La passion pour le théâtre
Sa passion pour le théâtre ne s’arrête pas là. Entre les années 80 et quatre-vingt-dix signes de signature paroles mémorables: de Nabucco de Verdi, qui ouvre la saison 1986/87 à Scala sous la direction de Riccardo Mutiun Idoménération Et La flûte magique de Mozart, jusqu’au Parti théâtral Composé en 1987 pour le 250e anniversaire du San Carlo Theatre, où sa direction artistique a commencé à la fin de 1981. Et puis il y a les œuvres chorales, comme le Requiem à la mémoire de Pier Paolo Pasolini (1985) e Eleonora (1999), écrit pour le bicentenaire de la révolution napolitaine de 1799: des morceaux d’histoire mis en musique avec une sensibilité unique.
Roberto Saviano: “Un intellectuel entre la dévotion et l’isolement”
De Simone n’était pas seulement un artiste, mais un intellectuel tout-terrain. Professeur d’histoire musicale à l’Académie des beaux-arts dans les années 70, directeur du Conservatoire de Naples jusqu’en 2000, Auteur d’essais comme Contes et histoires pour les 12 jours de Noël ou Le pentameron de basilique Traduit en napolitain moderne, il a creusé dans les traditions populaires avec une rigueur anthropologique. “Il a pu rechercher la dévotion et la possession d’une terre, ce qui le rend universel “écrit Roberto Saviano sur Instagram, dans une touche poste. Pourtant, l’écrivain ne cache pas une amertume: De Simone, “L’intellectuel napolitain le plus important du monde “c’était aussi “Oublié, isolé, maltraité “. Un paradoxe pour ceux qui, avec ses œuvres, “ont créé Naples”, donnant la voix à “la langue de la chair”.
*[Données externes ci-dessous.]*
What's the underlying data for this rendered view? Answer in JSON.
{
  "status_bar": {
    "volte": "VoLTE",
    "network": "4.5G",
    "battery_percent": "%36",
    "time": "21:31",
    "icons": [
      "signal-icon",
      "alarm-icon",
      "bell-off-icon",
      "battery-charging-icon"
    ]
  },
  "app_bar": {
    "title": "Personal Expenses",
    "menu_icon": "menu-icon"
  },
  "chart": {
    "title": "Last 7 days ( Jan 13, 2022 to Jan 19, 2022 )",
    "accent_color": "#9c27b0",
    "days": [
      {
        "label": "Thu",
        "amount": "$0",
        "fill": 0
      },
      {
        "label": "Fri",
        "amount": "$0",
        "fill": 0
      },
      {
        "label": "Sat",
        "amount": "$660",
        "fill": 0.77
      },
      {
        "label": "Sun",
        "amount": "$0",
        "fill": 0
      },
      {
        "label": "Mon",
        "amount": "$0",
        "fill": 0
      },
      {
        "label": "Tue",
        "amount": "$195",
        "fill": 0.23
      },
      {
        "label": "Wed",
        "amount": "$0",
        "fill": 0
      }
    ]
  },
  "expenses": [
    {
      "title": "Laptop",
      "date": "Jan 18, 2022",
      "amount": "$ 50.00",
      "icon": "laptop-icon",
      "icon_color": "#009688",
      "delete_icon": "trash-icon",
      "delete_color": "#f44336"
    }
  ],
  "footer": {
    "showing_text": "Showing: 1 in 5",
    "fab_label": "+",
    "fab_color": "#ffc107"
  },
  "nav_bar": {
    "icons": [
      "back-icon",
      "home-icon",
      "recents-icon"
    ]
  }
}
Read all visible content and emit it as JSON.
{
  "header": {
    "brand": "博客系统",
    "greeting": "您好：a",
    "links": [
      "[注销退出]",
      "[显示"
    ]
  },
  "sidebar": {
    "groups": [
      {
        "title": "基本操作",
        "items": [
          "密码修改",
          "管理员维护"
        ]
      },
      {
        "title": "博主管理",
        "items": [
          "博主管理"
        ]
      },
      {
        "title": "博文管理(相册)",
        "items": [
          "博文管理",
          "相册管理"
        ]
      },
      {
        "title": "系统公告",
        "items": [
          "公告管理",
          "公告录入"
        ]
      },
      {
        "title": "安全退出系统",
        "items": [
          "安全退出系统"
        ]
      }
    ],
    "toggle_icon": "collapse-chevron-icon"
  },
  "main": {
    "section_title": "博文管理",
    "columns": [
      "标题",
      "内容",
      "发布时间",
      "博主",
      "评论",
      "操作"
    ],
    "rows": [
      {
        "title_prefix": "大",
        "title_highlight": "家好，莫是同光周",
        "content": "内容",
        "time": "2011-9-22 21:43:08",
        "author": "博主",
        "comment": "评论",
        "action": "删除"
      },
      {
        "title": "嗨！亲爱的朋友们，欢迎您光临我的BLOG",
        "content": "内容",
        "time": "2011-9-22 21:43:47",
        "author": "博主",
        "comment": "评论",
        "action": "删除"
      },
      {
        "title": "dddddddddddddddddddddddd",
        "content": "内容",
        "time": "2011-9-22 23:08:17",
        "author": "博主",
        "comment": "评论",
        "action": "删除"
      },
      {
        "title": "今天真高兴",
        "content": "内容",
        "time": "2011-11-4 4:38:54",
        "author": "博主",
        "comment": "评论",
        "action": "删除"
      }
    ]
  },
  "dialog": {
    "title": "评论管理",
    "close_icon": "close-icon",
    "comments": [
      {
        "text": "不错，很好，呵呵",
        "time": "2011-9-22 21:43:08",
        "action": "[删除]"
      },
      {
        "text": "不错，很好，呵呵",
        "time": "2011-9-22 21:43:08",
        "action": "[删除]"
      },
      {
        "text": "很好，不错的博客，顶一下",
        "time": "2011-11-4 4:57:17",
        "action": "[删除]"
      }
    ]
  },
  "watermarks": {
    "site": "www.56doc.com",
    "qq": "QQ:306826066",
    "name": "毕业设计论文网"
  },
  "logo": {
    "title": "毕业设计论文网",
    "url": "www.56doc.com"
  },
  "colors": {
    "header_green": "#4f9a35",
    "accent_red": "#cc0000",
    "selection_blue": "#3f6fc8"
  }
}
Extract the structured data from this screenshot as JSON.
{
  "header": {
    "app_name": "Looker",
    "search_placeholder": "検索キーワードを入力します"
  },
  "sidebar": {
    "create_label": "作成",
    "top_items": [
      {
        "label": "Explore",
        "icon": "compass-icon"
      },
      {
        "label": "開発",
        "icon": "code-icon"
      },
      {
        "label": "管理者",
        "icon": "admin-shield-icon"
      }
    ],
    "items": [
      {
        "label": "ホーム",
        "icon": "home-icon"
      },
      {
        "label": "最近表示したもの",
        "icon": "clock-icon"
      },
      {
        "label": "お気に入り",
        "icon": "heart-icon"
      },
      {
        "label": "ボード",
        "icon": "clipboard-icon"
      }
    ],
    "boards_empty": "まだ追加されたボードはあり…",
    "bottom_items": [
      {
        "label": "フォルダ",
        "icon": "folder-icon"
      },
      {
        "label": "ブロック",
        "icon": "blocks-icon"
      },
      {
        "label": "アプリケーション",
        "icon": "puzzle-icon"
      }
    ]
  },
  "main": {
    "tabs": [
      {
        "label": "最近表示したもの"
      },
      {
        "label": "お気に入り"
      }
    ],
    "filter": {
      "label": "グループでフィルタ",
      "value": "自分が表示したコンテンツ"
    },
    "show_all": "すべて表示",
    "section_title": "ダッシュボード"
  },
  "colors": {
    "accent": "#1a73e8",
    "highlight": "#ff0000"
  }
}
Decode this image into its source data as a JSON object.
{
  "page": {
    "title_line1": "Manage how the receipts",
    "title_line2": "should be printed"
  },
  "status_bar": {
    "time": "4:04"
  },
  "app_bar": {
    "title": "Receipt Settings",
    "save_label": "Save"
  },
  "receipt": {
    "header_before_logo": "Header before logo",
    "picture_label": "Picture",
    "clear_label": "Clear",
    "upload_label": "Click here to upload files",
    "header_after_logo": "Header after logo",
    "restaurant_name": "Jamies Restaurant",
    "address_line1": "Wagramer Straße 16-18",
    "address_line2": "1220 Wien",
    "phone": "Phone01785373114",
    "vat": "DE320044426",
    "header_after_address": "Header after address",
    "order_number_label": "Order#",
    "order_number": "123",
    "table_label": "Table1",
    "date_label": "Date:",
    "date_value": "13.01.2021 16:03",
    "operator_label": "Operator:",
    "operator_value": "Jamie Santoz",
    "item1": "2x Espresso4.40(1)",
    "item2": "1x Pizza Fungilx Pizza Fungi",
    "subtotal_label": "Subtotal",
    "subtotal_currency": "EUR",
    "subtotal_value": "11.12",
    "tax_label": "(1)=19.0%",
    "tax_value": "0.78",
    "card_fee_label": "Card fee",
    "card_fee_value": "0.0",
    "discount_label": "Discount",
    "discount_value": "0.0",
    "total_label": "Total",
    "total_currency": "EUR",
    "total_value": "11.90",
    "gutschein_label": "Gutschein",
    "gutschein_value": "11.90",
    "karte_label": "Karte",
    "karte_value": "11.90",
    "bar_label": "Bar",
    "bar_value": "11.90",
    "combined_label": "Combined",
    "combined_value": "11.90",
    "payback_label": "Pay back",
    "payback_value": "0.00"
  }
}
La mémoire du ministre Giuli
Le ministre de la Culture Alessandro Giuli le salue comme “Ambassadeur faisant autorité de la tradition musicale et théâtrale napolitaine dans le monde “un homme qui a connu “combiner le génie artistique et la rigueur scientifique “ Pour éclairer “les racines profondes de notre pays”. Des mots qui s’entrelacent avec ceux de De Luca, pour lesquels De Simone était “un magnifique chanteur des sentiments les plus profonds de la culture et de l’humanité napolitaines”capable d’améliorer “toutes les nuances créatives” de la langue napolitaine.
Le maire de Naples: “Ses actifs ne devraient pas être dispersés”
Aujourd’hui, alors que la ville se prépare à célébrer ses 2500 ans d’histoire, la perte de De Simone prend un poids encore plus grand. “ET Une grande perte “a dit Manfredipromettant que son “Le patrimoine ne doit pas être dispersé “. Des drapeaux aux enchères le jour des funérailles, des initiatives déjà prévues avec le théâtre de San Carlo et la famille du maître, et des moments tels que l’hommage pour ses 90 années à San Domenico Maggiore ou le concert “Natale in Naples” dirigé par son neveu Alessandro, témoignent d’un obligation qui ne se casse pas. “Ce fut un moment très excitant”, se souvient le maire de cet événement, un écho de ce que De Simone a représenté.
Pour ceux qui ne l’ont jamais connu, Saviano laisse une invitation: “Lisez, cherchez, trouvez ses œuvres “. Parce que, comme il l’écrit lui-même, “son art est éternel”. Une éternité que Naples maintiendra entre les pierres de ses ruelles, les notes d’une mélodie populaire et le rideau d’un théâtre qui, même aujourd’hui, monte pour l’applaudir.